Colas en El Prat durante la crisis de Vueling. /EFE

Vueling reconoce que se han ‘quedado cortos’ frente a la crisis

El presidente de la aerolínea anunció que incorporan ocho aeronaves más y que pagarán las compensaciones reclamadas

Cerodosbé

Barcelona

06/07/2016 - 11:46h

Por fin Javier Sánchez-Prieto, presidente de Vueling, dio la cara públicamente y pidió perdón a los pasajeros por los retrasos y cancelaciones que ha tenido la aerolínea durante la última semana. Durante el martes, ha hecho un tour por diferentes medios de comunicación para explicar las razones del caos operativo.

Por ejemplo, en una entrevista en TV3 donde admitió la falta de planificación de la empresa ante las incidencias, y en la poca capacidad de la línea aérea para dar repuesta a los problemas.

“Nos hemos quedado cortos”, sintetizó Sánchez-Prieto, quien dijo que siempre se considera un nivel de incidencias o imprevistos, aunque en las últimas semanas las incidencias europeas han desarticulado la capacidad de reacción.

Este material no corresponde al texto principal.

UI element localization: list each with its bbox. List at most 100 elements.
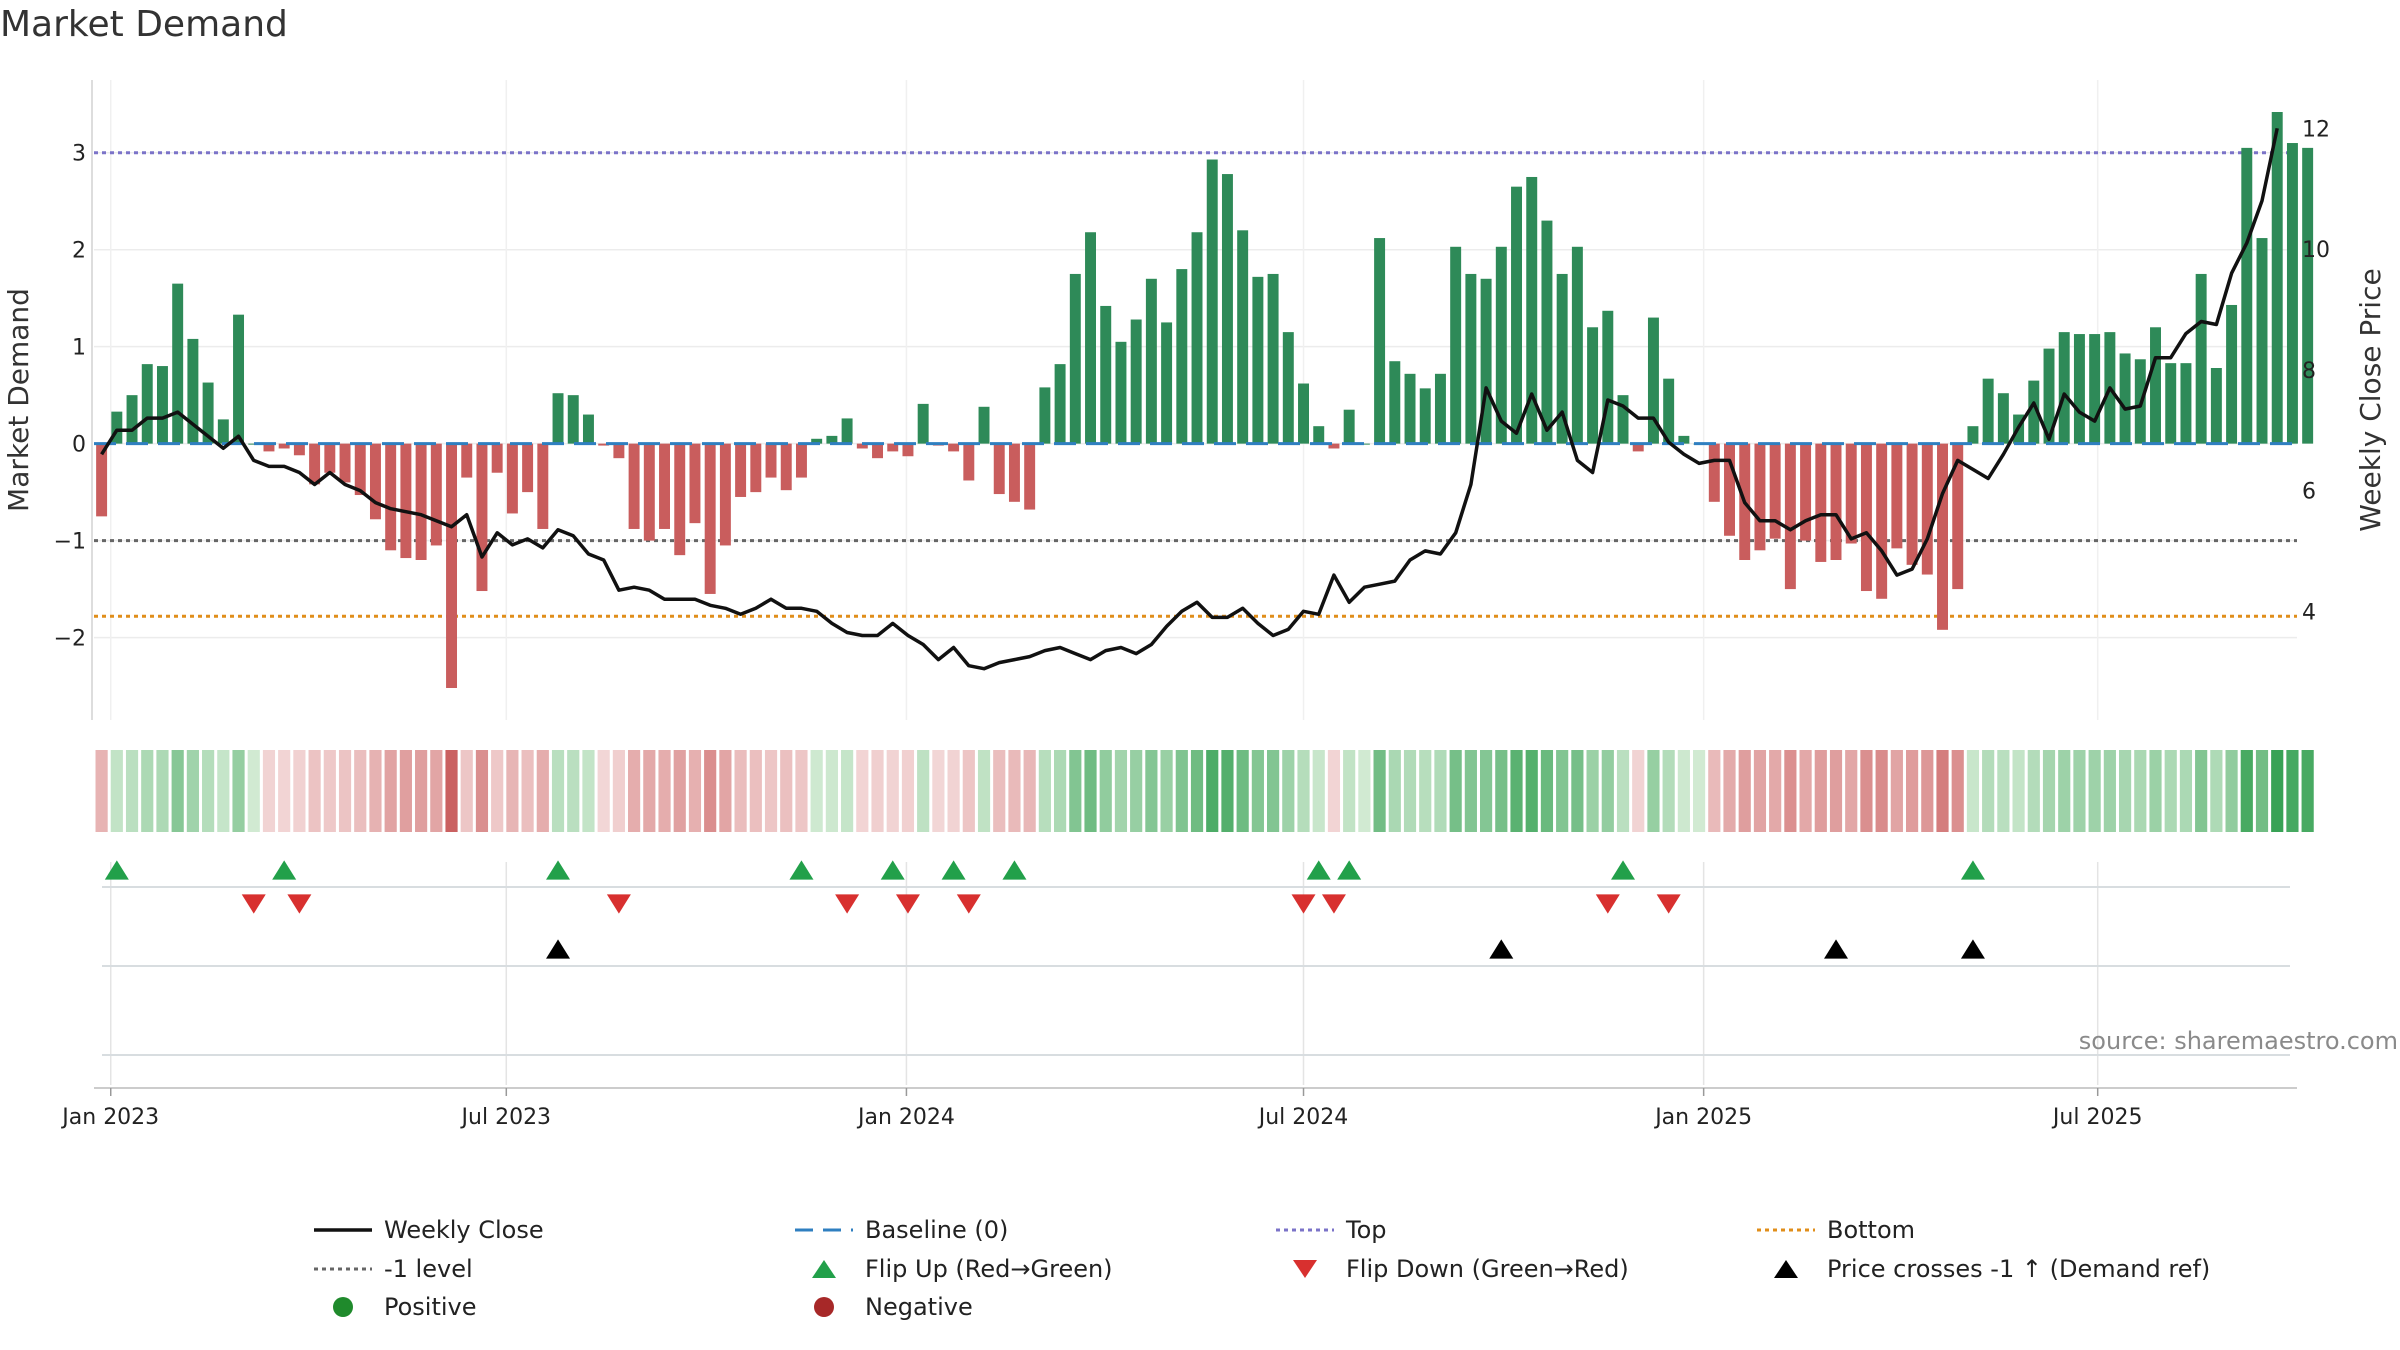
- intensity-cell: [688, 750, 702, 832]
- intensity-cell: [384, 750, 397, 832]
- demand-bar: [674, 443, 686, 556]
- demand-bar: [1921, 443, 1933, 575]
- intensity-cell: [1905, 750, 1919, 832]
- intensity-cell: [1099, 750, 1112, 832]
- demand-bar: [2073, 334, 2085, 444]
- demand-bar: [2043, 348, 2055, 444]
- demand-bar: [841, 418, 853, 444]
- intensity-cell: [2058, 750, 2071, 832]
- x-tick-label: Jul 2023: [460, 1105, 552, 1130]
- intensity-cell: [1525, 750, 1538, 832]
- intensity-cell: [1084, 750, 1097, 832]
- legend-item: Weekly Close: [314, 1216, 544, 1244]
- flip-up-marker: [546, 860, 571, 880]
- x-tick-label: Jan 2025: [1653, 1105, 1752, 1130]
- intensity-cell: [764, 750, 778, 832]
- x-tick-label: Jul 2024: [1257, 1105, 1349, 1130]
- intensity-cell: [2271, 750, 2284, 832]
- demand-bar: [1161, 322, 1173, 444]
- intensity-cell: [506, 750, 519, 832]
- intensity-cell: [1221, 750, 1234, 832]
- demand-bar: [963, 443, 975, 481]
- demand-bar: [2271, 112, 2283, 444]
- y2-tick-label: 6: [2302, 480, 2316, 505]
- intensity-cell: [1267, 750, 1280, 832]
- intensity-cell: [1282, 750, 1295, 832]
- intensity-cell: [1130, 750, 1143, 832]
- demand-bar: [187, 338, 199, 444]
- demand-bar: [1298, 383, 1309, 444]
- intensity-cell: [2134, 750, 2147, 832]
- legend-label: Weekly Close: [384, 1216, 544, 1244]
- demand-bar: [704, 443, 716, 594]
- demand-bar: [1221, 174, 1233, 444]
- demand-bar: [126, 395, 138, 444]
- intensity-cell: [1814, 750, 1827, 832]
- intensity-cell: [536, 750, 549, 832]
- demand-bar: [917, 403, 929, 444]
- demand-bar: [1450, 246, 1462, 444]
- demand-bar: [278, 443, 290, 449]
- demand-bar: [248, 443, 260, 445]
- intensity-cell: [232, 750, 245, 832]
- y-tick-label: 2: [72, 239, 86, 264]
- intensity-cell: [841, 750, 854, 832]
- intensity-cell: [1434, 750, 1447, 832]
- intensity-cell: [2027, 750, 2040, 832]
- demand-bar: [872, 443, 884, 459]
- intensity-cell: [1586, 750, 1599, 832]
- intensity-cell: [308, 750, 321, 832]
- demand-bar: [537, 443, 549, 529]
- intensity-cell: [1784, 750, 1797, 832]
- intensity-cell: [1708, 750, 1721, 832]
- intensity-cell: [1997, 750, 2010, 832]
- intensity-cell: [1616, 750, 1630, 832]
- intensity-cell: [917, 750, 930, 832]
- intensity-cell: [1145, 750, 1158, 832]
- demand-bar: [582, 414, 594, 444]
- demand-bar: [719, 443, 731, 546]
- demand-bar: [1465, 273, 1477, 444]
- demand-bar: [141, 364, 153, 444]
- demand-bar: [1754, 443, 1766, 551]
- intensity-cell: [1799, 750, 1812, 832]
- demand-bar: [1556, 273, 1568, 444]
- demand-bar: [887, 443, 899, 452]
- intensity-cell: [1890, 750, 1903, 832]
- intensity-cell: [2179, 750, 2193, 832]
- y2-tick-label: 12: [2302, 117, 2330, 142]
- intensity-cell: [597, 750, 610, 832]
- demand-bar: [1176, 269, 1188, 444]
- legend-item: -1 level: [314, 1255, 473, 1283]
- y-tick-label: −1: [54, 530, 86, 555]
- intensity-cell: [1936, 750, 1949, 832]
- demand-bar: [689, 443, 701, 524]
- intensity-cell: [947, 750, 960, 832]
- intensity-cell: [2240, 750, 2253, 832]
- demand-bar: [1404, 373, 1416, 444]
- demand-bar: [598, 443, 610, 446]
- intensity-cell: [171, 750, 184, 832]
- demand-bar: [1419, 388, 1431, 444]
- intensity-cell: [2195, 750, 2208, 832]
- weekly-close-line: [100, 127, 2279, 671]
- demand-bar: [552, 393, 564, 444]
- demand-bar: [2241, 147, 2253, 444]
- intensity-cell: [323, 750, 336, 832]
- intensity-cell: [1297, 750, 1310, 832]
- y2-axis-label: Weekly Close Price: [2354, 268, 2387, 531]
- intensity-cell: [1829, 750, 1843, 832]
- demand-bar: [1085, 232, 1096, 444]
- intensity-cell: [2255, 750, 2269, 832]
- source-text: source: sharemaestro.com: [2079, 1027, 2398, 1055]
- intensity-cell: [1632, 750, 1645, 832]
- intensity-cell: [1388, 750, 1401, 832]
- demand-bar: [1252, 276, 1264, 444]
- demand-bar: [369, 443, 381, 520]
- demand-bar: [1267, 273, 1279, 444]
- intensity-cell: [856, 750, 869, 832]
- demand-bar: [1191, 232, 1203, 444]
- intensity-cell: [673, 750, 686, 832]
- demand-bar: [1876, 443, 1888, 599]
- intensity-cell: [1403, 750, 1417, 832]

El presidente de la empresa se refería a la huelga de controladores aéreos de Francia, que causó una nueva ola de retrasos y cancelaciones, y recordó que el 80% de los vuelos de Vueling atraviesan el espacio aéreo francés.

Además, dijo que la compañía está haciendo “los máximos esfuerzos” para normalizar la situación, como la incorporación de ocho aeronaves para reforzar las operaciones, la disposición de 15 tripulaciones de reserva previstas para volar, y afirmó que se pagarán las compensaciones que corresponden.

Sánchez-Prieto, en declaraciones a El País y a El Periódico, negó que la responsabilidad de los desbarajustes sea por la herencia dejada por Álex Cruz, el anterior presidente que ahora tiene las riendas de British Airways; un argumento que era esgrimido por los sindicatos. Sin embargo, señaló que la planificación de la administración anterior “estaba bien hecha, pero estaba adaptada a un nivel de incidencia determinado, que se ha visto desbordado”.

El miércoles las operaciones de Vueling se acercaron a la normalidad: hasta media mañana, no se habían programado cancelaciones, y la puntualidad rondaba en un 85%.